What a Wonderful World

Critique du film: Teresa Vena

Après avoir décroché la Palme d’Or en 2017 avec The Square, le cinéaste suédois remporte une nouvelle fois la plus prestigieuse des récompenses à Cannes avec un film acide et satirique : Triangle of Sadness. Le cinéaste rejoint, au passage, le club des doubles palmés à Cannes aux côtés de Ken Loach, des frères Dardenne ou encore de Michael Haneke.

Dans son nouveau film, Ruben Östlund nous donne énormément à voir. Un sentiment d'inconfort nous traverse pendant les trois parties de ce film de deux heures et demie.

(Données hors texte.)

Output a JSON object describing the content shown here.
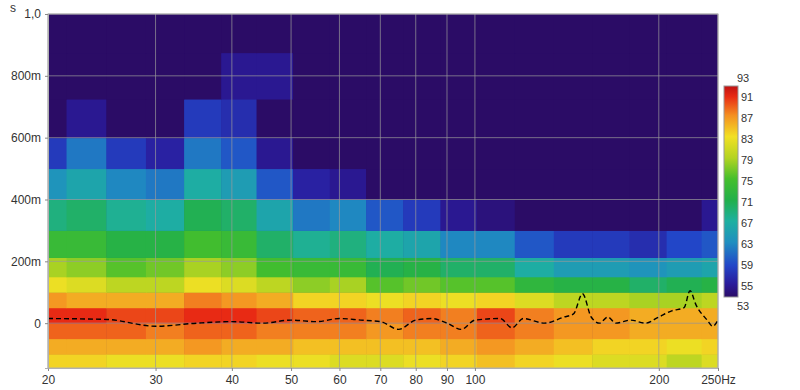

À son apogée, Triangle of Sadness (pauvrement traduit par «Sans Filtre» en français) piétine même la limite du supportable. Le long métrage révèle en effet une critique acerbe des super-riches et des beaux de ce monde.

Ainsi, Yaya (Charlbi Dean), magnifique mannequin, souhaite arrêter sa carrière et épouser un millionnaire. Mannequin lui aussi, Carl (Harris Dickinson) passe des auditions pour un nouvel emploi. Et alors qu’ils embarquent sur une croisière de luxe, le capitaine alcoolique, incarné par Woody Harrelson, se mêle aux élucubrations d’un communiste richissime et à un couple de marchands d’armes. Bientôt ce petit monde se retrouve sur une île déserte…

Le cinéaste Ruben Östlund mettra à rude épreuve le seuil de tolérance à la douleur de son public. Dans sa partie centrale sur le yacht, plus longue que les deux autres, le dégoût se mêle à une orgie visuelle des plus explicites. Et sans en révéler davantage sur le film, chaque rebondissement surprend, chaque réplique tombe à pic.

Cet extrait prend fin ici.